Curious, I checked on it and that isn’t exactly the case. According to a 2012 report from the National Resources Defense Council, 40 percent of the food produced in the U.S. is never eaten. “The report points out waste in all areas of the U.S. food supply chain, from field to plate, from farms to warehouses, from buffets to school cafeterias,” says CNN News.

But most of the waste does occur in the home. “American families throw out approximately 25 percent of the food and beverages they buy. (The report) cites several reasons, including (the notion) that food has been so cheap and plentiful in the United States that Americans don’t value it properly.”

Our Daily Bread

I often think about that when I pray, in the Our Father, “Give us this day our daily bread.” We so take our daily bread for granted. After so many decades of relative prosperity for so many Americans, we assume there’s always going to be enough food to go around.

Food waste is only one example of what Pope Francis refers to as our “throw-away culture.” Let’s face it, besides food, we throw away, or devalue, born and unborn children, the elderly, the disabled and the poor. And caring for creation is a blind spot in our ethical and moral vision.

Since the search for God isn’t just an intellectual quest but also a matter of reflecting that search in the way we live, we should give thoughtful attention to an issue that affects all human beings.

Some people may wonder why a theologian – or the Pope, for that matter – is talking about the environment. Don’t theologians study and teach theology, the study of the nature of God and religious belief? What does the environment have to do with that, and how does it relate to people who have given up on God and/or religion?

The theologian, Fr. Bud Grant, who teaches at St. Ambrose University in Davenport, IA, said that for Francis of Assisi, care for creation isn’t so much a “doctrine” as a relationship. St. Francis, he said, taught that humans are part of creation and other creatures our brothers and sisters.

That may seem a bit naïve or Pollyannaish in today’s world, where so many of us consider creation an unlimited resource intended solely for our exploitation, but it’s a venerable –though often ignored – Christian way of looking at creation.

Furthermore, said Grant, our relationship to creation is really about our relationship to God.
“Redeeming a healthy relationship with our home, the earth, is an urgent moral and spiritual imperative” which deepens our relationship with God, he wrote in his handout.

This, it seems to me, is something we share with our Buddhist brothers and sisters, even though Christians don’t talk or write about it much: the oneness of all things.
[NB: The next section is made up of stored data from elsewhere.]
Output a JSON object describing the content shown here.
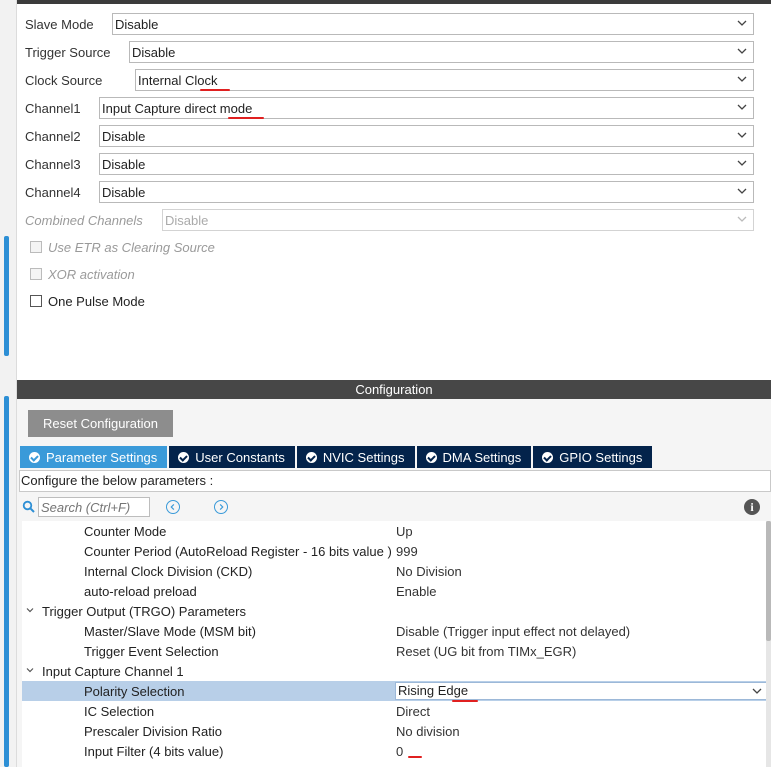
{
  "mode": {
    "slave_mode": {
      "label": "Slave Mode",
      "value": "Disable"
    },
    "trigger_source": {
      "label": "Trigger Source",
      "value": "Disable"
    },
    "clock_source": {
      "label": "Clock Source",
      "value": "Internal Clock"
    },
    "channel1": {
      "label": "Channel1",
      "value": "Input Capture direct mode"
    },
    "channel2": {
      "label": "Channel2",
      "value": "Disable"
    },
    "channel3": {
      "label": "Channel3",
      "value": "Disable"
    },
    "channel4": {
      "label": "Channel4",
      "value": "Disable"
    },
    "combined_channels": {
      "label": "Combined Channels",
      "value": "Disable"
    },
    "checkboxes": {
      "etr": "Use ETR as Clearing Source",
      "xor": "XOR activation",
      "one_pulse": "One Pulse Mode"
    }
  },
  "configuration": {
    "title": "Configuration",
    "reset_button": "Reset Configuration",
    "tabs": [
      {
        "label": "Parameter Settings"
      },
      {
        "label": "User Constants"
      },
      {
        "label": "NVIC Settings"
      },
      {
        "label": "DMA Settings"
      },
      {
        "label": "GPIO Settings"
      }
    ],
    "configure_text": "Configure the below parameters :",
    "search_placeholder": "Search (Ctrl+F)",
    "info_glyph": "i"
  },
  "params": {
    "counter_mode": {
      "name": "Counter Mode",
      "value": "Up"
    },
    "counter_period": {
      "name": "Counter Period (AutoReload Register - 16 bits value )",
      "value": "999"
    },
    "ckd": {
      "name": "Internal Clock Division (CKD)",
      "value": "No Division"
    },
    "auto_reload": {
      "name": "auto-reload preload",
      "value": "Enable"
    },
    "trgo_group": "Trigger Output (TRGO) Parameters",
    "msm": {
      "name": "Master/Slave Mode (MSM bit)",
      "value": "Disable (Trigger input effect not delayed)"
    },
    "trigger_event": {
      "name": "Trigger Event Selection",
      "value": "Reset (UG bit from TIMx_EGR)"
    },
    "ic1_group": "Input Capture Channel 1",
    "polarity": {
      "name": "Polarity Selection",
      "value": "Rising Edge"
    },
    "ic_selection": {
      "name": "IC Selection",
      "value": "Direct"
    },
    "prescaler": {
      "name": "Prescaler Division Ratio",
      "value": "No division"
    },
    "input_filter": {
      "name": "Input Filter (4 bits value)",
      "value": "0"
    }
  },
  "colors": {
    "accent": "#3a9ad9",
    "tab_dark": "#03234b",
    "annotation_red": "#e02020",
    "selected_row": "#b8cfe8"
  }
}
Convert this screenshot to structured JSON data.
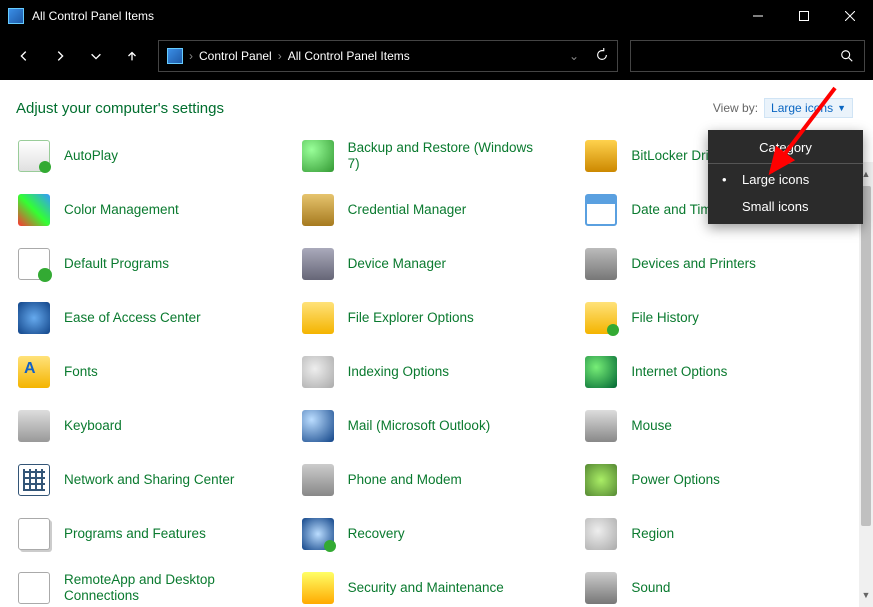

“The Buddhist principle of the oneness of self and environment means that life (sho) and its environment (e) are inseparable (funi),” says the web site for Soka Gakkai International. “Funi means ‘‘two but not two.’ This means that although we perceive things around us as separate from us, there is a dimension of our lives that is one with the universe. At the most fundamental level of life itself, there is no separation between ourselves and the environment.”

Science confirms unity

In at least one way, science confirms this unity. We may have heard that 99 percent of our genes is shared with mice, but the relationship is much broader.

A human and a grain of rice may not, at first glance, look like cousins,” says a National Geographic article, “and yet we share a quarter of our genes with that fine plant. The genes we share with rice – or rhinos or reef coral – are among the most striking signs of our common heritage. All animals, plants, and fungi share an ancestor that lived about 1.6 billion years ago. Every lineage that descended from that progenitor retains parts of its original genome….”

People searching for God can’t ignore this unity, nor its practical implications. We should do all we can to care for creation. We owe it to the human family as well as to God, and it’s hard to be thankful without cherishing what we’ve been given.